Along with my usual teaching and judging commitments, I spent much of 2017 finally bringing to fruition my long-standing intent to write a book about Welsh quilt design. Rather than produce a book of self-contained projects, I wanted to create one that de-mystified the design process itself. Having said that, it is illustrated with a number of especially-designed quilts, most of which had to be made for the book. This was a time-consuming process but, after much proofing and several false starts, the finished product finally became available on Amazon towards the end of 2018. Throughout, my husband's technical and photographic skills have been invaluable - but his meticulous proof reading really drove me to distraction!
As a 'thank you' to him, I also found time to start stitching Ahmran Eala, a double bed-sized silk wholecloth quilt. The design was based on (but not a copy of) a previous commission representing the Irish legend The Children of Lir, which he'd absolutely loved. Both designs made extensive use of Celtic knotwork patterns and proved an interesting challenge.

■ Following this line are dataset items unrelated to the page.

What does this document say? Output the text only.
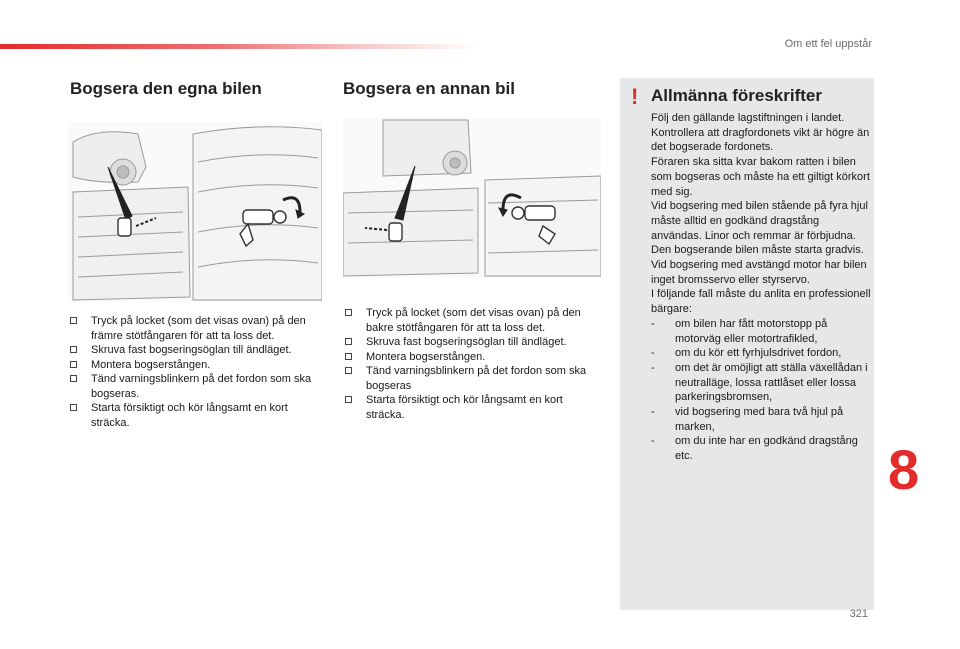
Om ett fel uppstår
Bogsera den egna bilen	Bogsera en annan bil
Tryck på locket (som det visas ovan) på den främre stötfångaren för att ta loss det.
Skruva fast bogseringsöglan till ändläget.
Montera bogserstången.
Tänd varningsblinkern på det fordon som ska bogseras.
Starta försiktigt och kör långsamt en kort sträcka.
Tryck på locket (som det visas ovan) på den bakre stötfångaren för att ta loss det.
Skruva fast bogseringsöglan till ändläget.
Montera bogserstången.
Tänd varningsblinkern på det fordon som ska bogseras
Starta försiktigt och kör långsamt en kort sträcka.
! Allmänna föreskrifter

Följ den gällande lagstiftningen i landet.

Kontrollera att dragfordonets vikt är högre än det bogserade fordonets.

Föraren ska sitta kvar bakom ratten i bilen som bogseras och måste ha ett giltigt körkort med sig.

Vid bogsering med bilen stående på fyra hjul måste alltid en godkänd dragstång användas. Linor och remmar är förbjudna.

Den bogserande bilen måste starta gradvis.

Vid bogsering med avstängd motor har bilen inget bromsservo eller styrservo.

I följande fall måste du anlita en professionell bärgare:

- om bilen har fått motorstopp på motorväg eller motortrafikled,
- om du kör ett fyrhjulsdrivet fordon,
- om det är omöjligt att ställa växellådan i neutralläge, lossa rattlåset eller lossa parkeringsbromsen,
- vid bogsering med bara två hjul på marken,
- om du inte har en godkänd dragstång etc.	8
321
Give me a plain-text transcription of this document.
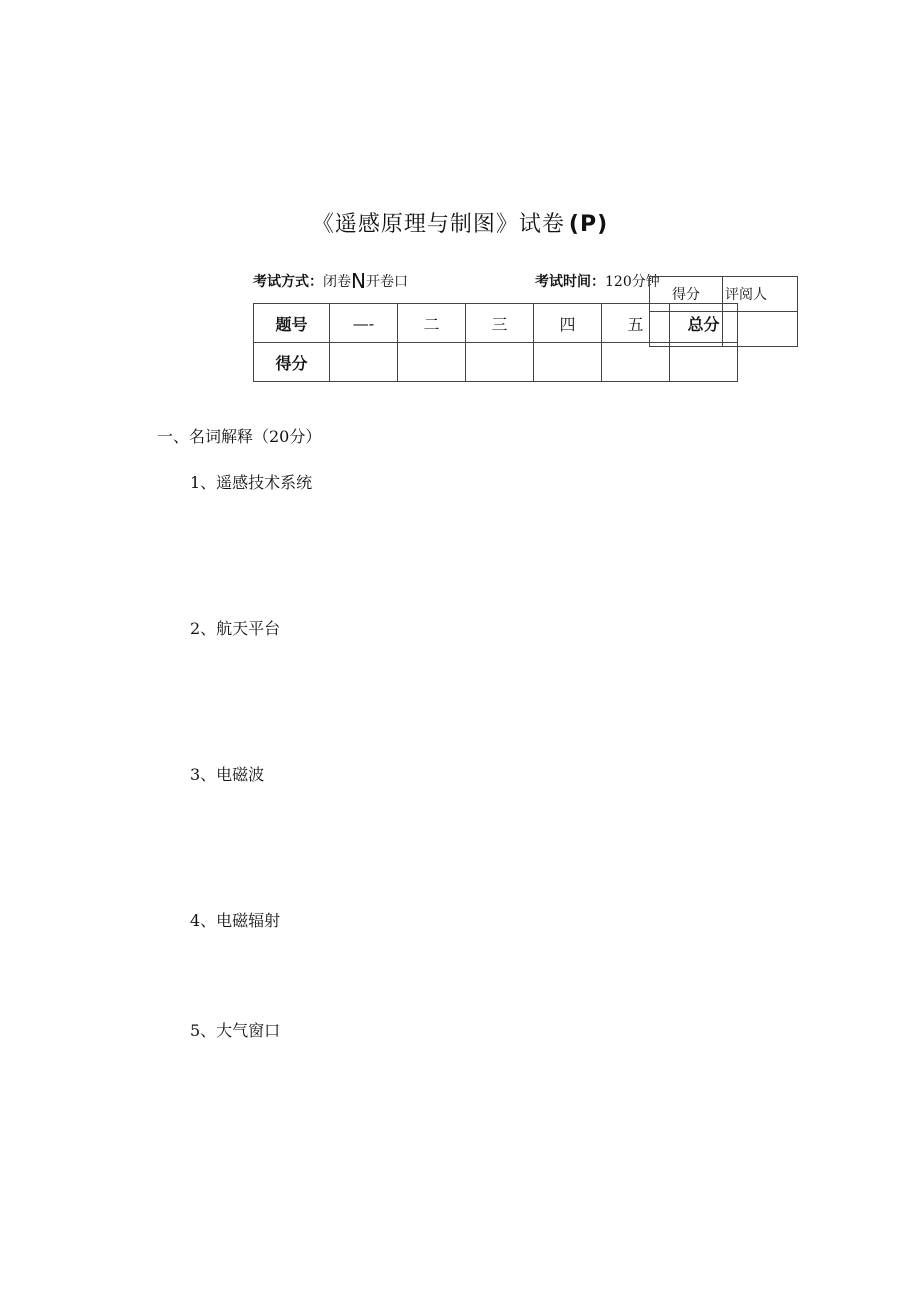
《遥感原理与制图》试卷 (P)
考试方式：闭卷N开卷口	考试时间：120分钟
题号	—-	二	三	四	五	总分
得分						
得分	评阅人

一、名词解释（20分）
1、遥感技术系统
2、航天平台
3、电磁波
4、电磁辐射
5、大气窗口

Making Ahmram Eala also led to the creation of a very novel sweater quilt called Machine Knit. When his silk quilt was finished, the husband wanted to cut holes in it to inset small red LED's to make the swans' crystal eyes light up. Unsurprisingly I refused, but I did make a sweater quilt with a Damian Hurst-type crystal skull for him to play with. He mounted small screens in the eye-sockets, mounted a tiny camera in the top of the skull, then programmed the eyes to follow movement picked up by the camera using two tiny Rapsberry Pi computers. The end result is a skull with eyes that can follow you. This has caused endless amusement and kept the husband quiet for simply ages!
In 2018 I also revisited the paisley motif as it is such a versatile pattern. I found new avenues to explore, and I spent a lot of the year creating a new set of cot quilt patterns which extended ideas and designs beyond the traditions that encompassed the original set of quilts. These went to create the Paisley Parade collection for my second gallery at the 2019 Festival of Quilts.
Much of 2019 was spent making quilts and putting the finishing touches to the Paisley Parade gallery for the Festival of Quilts. Thanks to the husband's technical expertise, the gallery was supported by a local web-site showing how the designs were created. It also featured time-lapse videos of the whole process of making one of the quilts.
The paisley story hasn't finished! Along with selected quilts from Paisley Parade, 17 brand-new quilts will be on display at the Jen Jones Quilt Centre in Lampeter. These were scheduled to appear in 2020 but Paisley Pageant will now run from March through to the end of 2022.
During the Covid pandemic I have been trying to finish up some half-made teaching samples and use up some of my fabric stash. During 2020 I have made two double bed-sized log cabin quilts and a cot quilt (all machine quilted), lots of small baby quilts for the premature baby unit of the local hospital, and finished the blocks for a large applique quilt which is in the later stages of hand quilting.
For 2021 there are two large wholecloth Colonial knot and bead quilts and a Welsh wholecloth bed quilt in advanced stages of planning, a fabric stash as large as it ever has been, and hands that still work (most of the time)! So hopefully it's not the end of the story!
Over the last few decades I have been fortunate enough to receive just over 100 places/rosettes in major competitions.